Hertzbleed is out of a sci-fi movie. The stuff a lot of developers come across is not exploited sheerly out of professionalism.
Same here. I just can't get worked up about these anymore. It was a while before Spectre and Meltdown were fully mitigated in most OSes, and I imagine there are a lot of appliance-like devices out there that aren't fixed and will never get fixed. And yet where's the news of all the active exploits floating around, being used to ruin people's day? Sure, no evidence doesn't mean evidence of nothing, but I think we have a lot more to worry about than stuff like this. Especially given that Hertzbleed's target for their research was SIKE, which... I'd barely heard of it until now.
It has a certain beauty to it! Confusingly enough Herz and Hertz are homophones but the former is the spelling used for heart. However it's possible the name Hertz is derived from an arcahic spelling for heart.
And yet folks will keep using cloud services and multi tenant offerings until we have regulations forbidding multi tenant computing for sensitive data.
It's so cool that x86 is completely fucked security-wise because of all the perf hacks that have been introduced - and yet, computers never seem to get any faster.
So this can be used on so called ‘airgapped’ devices, but what if you house the machine in a giant Faraday cage to prevent this? Maybe a little paranoid, but if your threat model requires it, then surely Faraday cages would make sense no?
Sure in very specific threat models you want to run in a Faraday cage. People already do so if they build for example alternative LTE network or they use device that leak in the RF. Also you need to isolate the power supply. But it has nothing to do with the article
Thanks for pointing that out. I was just thinking if you want to exfiltrate secrets then you need some sort of network to pass them on remotely. An air gap stops the secrets being leaked. Are you saying you can exfil by merely having access to the power?

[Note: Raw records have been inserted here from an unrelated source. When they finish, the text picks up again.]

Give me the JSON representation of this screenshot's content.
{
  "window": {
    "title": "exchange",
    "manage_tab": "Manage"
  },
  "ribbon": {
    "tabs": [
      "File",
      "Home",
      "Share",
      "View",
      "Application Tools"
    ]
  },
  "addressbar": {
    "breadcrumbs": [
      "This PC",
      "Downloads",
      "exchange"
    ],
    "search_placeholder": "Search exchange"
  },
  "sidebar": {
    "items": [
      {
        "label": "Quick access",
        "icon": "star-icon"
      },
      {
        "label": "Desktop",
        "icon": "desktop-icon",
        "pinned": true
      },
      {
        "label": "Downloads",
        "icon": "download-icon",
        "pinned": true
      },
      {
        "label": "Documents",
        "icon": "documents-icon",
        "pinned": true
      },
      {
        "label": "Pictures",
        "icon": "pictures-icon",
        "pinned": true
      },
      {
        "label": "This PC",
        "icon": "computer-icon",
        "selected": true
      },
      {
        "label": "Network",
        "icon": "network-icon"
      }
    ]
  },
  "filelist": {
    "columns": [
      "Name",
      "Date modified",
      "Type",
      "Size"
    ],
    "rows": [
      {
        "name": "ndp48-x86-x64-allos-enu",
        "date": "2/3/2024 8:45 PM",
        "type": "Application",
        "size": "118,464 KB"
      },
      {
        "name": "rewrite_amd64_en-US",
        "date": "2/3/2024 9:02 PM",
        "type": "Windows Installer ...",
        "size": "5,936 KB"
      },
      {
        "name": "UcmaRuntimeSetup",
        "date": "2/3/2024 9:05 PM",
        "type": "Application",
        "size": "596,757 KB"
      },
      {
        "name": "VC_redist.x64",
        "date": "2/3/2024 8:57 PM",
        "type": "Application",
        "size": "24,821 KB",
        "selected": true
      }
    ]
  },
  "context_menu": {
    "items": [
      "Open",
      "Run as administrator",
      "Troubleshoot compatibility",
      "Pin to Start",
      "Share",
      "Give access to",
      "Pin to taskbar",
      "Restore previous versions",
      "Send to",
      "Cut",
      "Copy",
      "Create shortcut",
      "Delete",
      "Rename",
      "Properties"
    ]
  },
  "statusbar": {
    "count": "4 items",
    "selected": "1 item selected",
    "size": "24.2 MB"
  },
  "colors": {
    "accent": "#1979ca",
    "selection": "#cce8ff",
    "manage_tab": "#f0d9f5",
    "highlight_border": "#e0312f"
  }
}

Are you affected? Very likely. What can you do about it? Nerf your CPU performance by disabling "turbo boost" or equivalent. Should you do it? Probably not unless you're particularly vulnerable (journalist, human rights activist, etc.)
One thing I found interesting that may get changed later, so I'm documenting it here, is in their FAQ they say:
> Why did Intel ask for a long embargo, considering they are not deploying patches? > > Ask Intel.
So Intel did ask for a long embargo, then apparently did nothing about it. My guess is they investigated "can we actually mitigate this thing with a microcode update?" and arrived at the conclusion after actually trying - or possibly after external influences were exerted (you be the judge) - that no, there's not much you can really do about this one.
Later in the document another FAQ says:
> [...] Both Cloudflare and Microsoft deployed the mitigation suggested by De Feo et al. (who, while our paper was under the long Intel embargo, independently re-discovered how to exploit anomalous 0s in SIKE for power side channels). [...]
Which is again telling us that there indeed WAS a long embargo placed on this research by Intel.
Only mentioning this here just in case the PR spin doctors threaten the researchers into removing mention of Intel on this one. Which honestly I hope doesn't happen because my interpretation is that Intel asked for that long embargo so they could investigate really fixing the problem (state agencies have more methods at their disposal and wouldn't need much time to exert influence over Intel if they decided to). Which speaks well of them IMO. But then again, not everybody's going to come to that same conclusion which is why I'm slightly concerned those facts may get memory-holed.